First, of course, I explained to Jodi that I already was married, for better or for worse, as they say in ceremonies. And while divorcing Helen may have been an admirable notion, it was an unwieldy solution. It would take even longer than arranging for fresh passports.
“You really ought to divorce Helen,” Jodi told me, her eyes calm and serious. “I mean afterward, when we get back from Brazil. Not now, but later on.”
“Jodi—”
“I know what you’re going to tell me,” she said. “You are already married. I know that, Harvey. And you know it, and maybe even your wife knows it, though from what you said about her it’s hard to tell. But somewhere in Maryland there’s a little guy behind a marriage license counter, and he doesn’t know you’re married.”
“That,” I said, “is bigamy.”
“So,” she said, “what?”
So what indeed. I went, not to my office, but to the garage wherein I had deposited my ranch wagon the night before. Just a night ago, a night that seemed like ages. I took the car back, power-steered to Jodi’s hotel, power-braked at the curb, and went in for her. She came out with two suitcases. We were taking virtually nothing, but one suitcase, she insisted, would make a bad impression upon the Justice of the Peace. So we took two empty ones instead of a single full one, and we loaded them into the rear end of the wagon, and we loaded ourselves into the front end of the wagon, and I pointed the wagon at Maryland’s marriage mill, and we set out.
The town for which we were bound was providentially named Cherry Park, for obvious reasons. It was on Maryland’s northern border, and it was the marriage capital of the area, since neither a blood test nor a waiting period was required there. This made it a paradise for impulsive souls and syphilitics, and Jodi and I qualified on the first count if not the second. Huzzah for Cherry Park, where all roads lead to City Hall, and where an as-tounding number of young things park their cherries every day!
Huzzah, indeed.
We went to City Hall, found the marriage license bureau (which was not hard, since it dominated two rooms of three-room city hall), and filled out brief forms. We walked next door, where there was a line at the Justice of the Peace’s little shantie. Finally it was our turn. She said she did, and I said I did, and he said we could. I gave the license, signed and duly noted in Maryland’s ledgers, to Jodi, who folded it neatly and placed it in her purse. And back we climbed into the ranch wagon.

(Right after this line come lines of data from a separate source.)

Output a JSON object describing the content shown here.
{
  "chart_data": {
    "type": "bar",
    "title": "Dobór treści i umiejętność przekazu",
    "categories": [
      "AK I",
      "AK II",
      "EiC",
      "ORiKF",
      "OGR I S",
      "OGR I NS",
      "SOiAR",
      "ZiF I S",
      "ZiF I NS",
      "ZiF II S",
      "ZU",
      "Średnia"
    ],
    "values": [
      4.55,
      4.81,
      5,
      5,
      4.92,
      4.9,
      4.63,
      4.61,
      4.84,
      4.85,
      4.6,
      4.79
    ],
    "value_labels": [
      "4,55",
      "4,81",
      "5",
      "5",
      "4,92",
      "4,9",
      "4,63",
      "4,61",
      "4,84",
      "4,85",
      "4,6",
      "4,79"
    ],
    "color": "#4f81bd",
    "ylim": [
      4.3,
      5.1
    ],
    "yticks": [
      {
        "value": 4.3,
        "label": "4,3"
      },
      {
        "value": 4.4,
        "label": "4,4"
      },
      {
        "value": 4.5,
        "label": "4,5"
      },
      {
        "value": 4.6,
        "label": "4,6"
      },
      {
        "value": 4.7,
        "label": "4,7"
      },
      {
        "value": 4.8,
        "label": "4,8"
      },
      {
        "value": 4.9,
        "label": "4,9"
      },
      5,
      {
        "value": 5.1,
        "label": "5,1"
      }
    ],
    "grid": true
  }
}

“Now what?” I wondered aloud. “Back to New York?”
“No,” she said.
“No?”
“No.” She let out a long breath. “I’ve never been married before,” she said. “And I have never before had a wedding night, and I would feel rotten spending my wedding night in my own apartment. Find a good motel, Harvey. And then we’ll have a good wedding night.”
It was not hard locating a motel. The motel industry is a natural in a marriage mill, and the enterprising fellows of Cherry Park were missing no bets. We found a place called Honeymooner Lodge, and I parked the wagon and carried our two suitcases out of it. They were part of a set of matched luggage, which should have shattered the we-never-did-this-before illusion, but this hardly mattered. I walked to the desk and signed the book Mr. and Mrs. Harvey Christopher and only felt like half a liar. The son behind the desk didn’t even ask to see our license, and I could have killed him. I mean, we had a license, and I wished he would ask for it.
Our room was clean and spacious. It had a huge double bed, and almost before I had closed the door Jodi was leaping happily upon the bed, bouncing hither and yon to test the springs.
“I’ll bet you’re starved,” I said. “I mean, nothing to eat since breakfast, and that was long ago. We ought to be able to find a decent restaurant down the road, and—”
“We will,” she said. “After.”
“After?”
“After,” she said positively. She was wearing a black dress (inappropriate as hell; whoever heard of getting married in a black dress?) and she proceeded to correct the inappropriateness of the garment by the simple expedient of removing it. The girl had not only gotten married without an unblack dress, but beneath it she wore a black bra. Lacy, and peekaboo in style, and provocative. Then she took it off, and her big boobs beamed at me, and I stopped thinking about bras and dresses and began thinking very seriously about Jodi.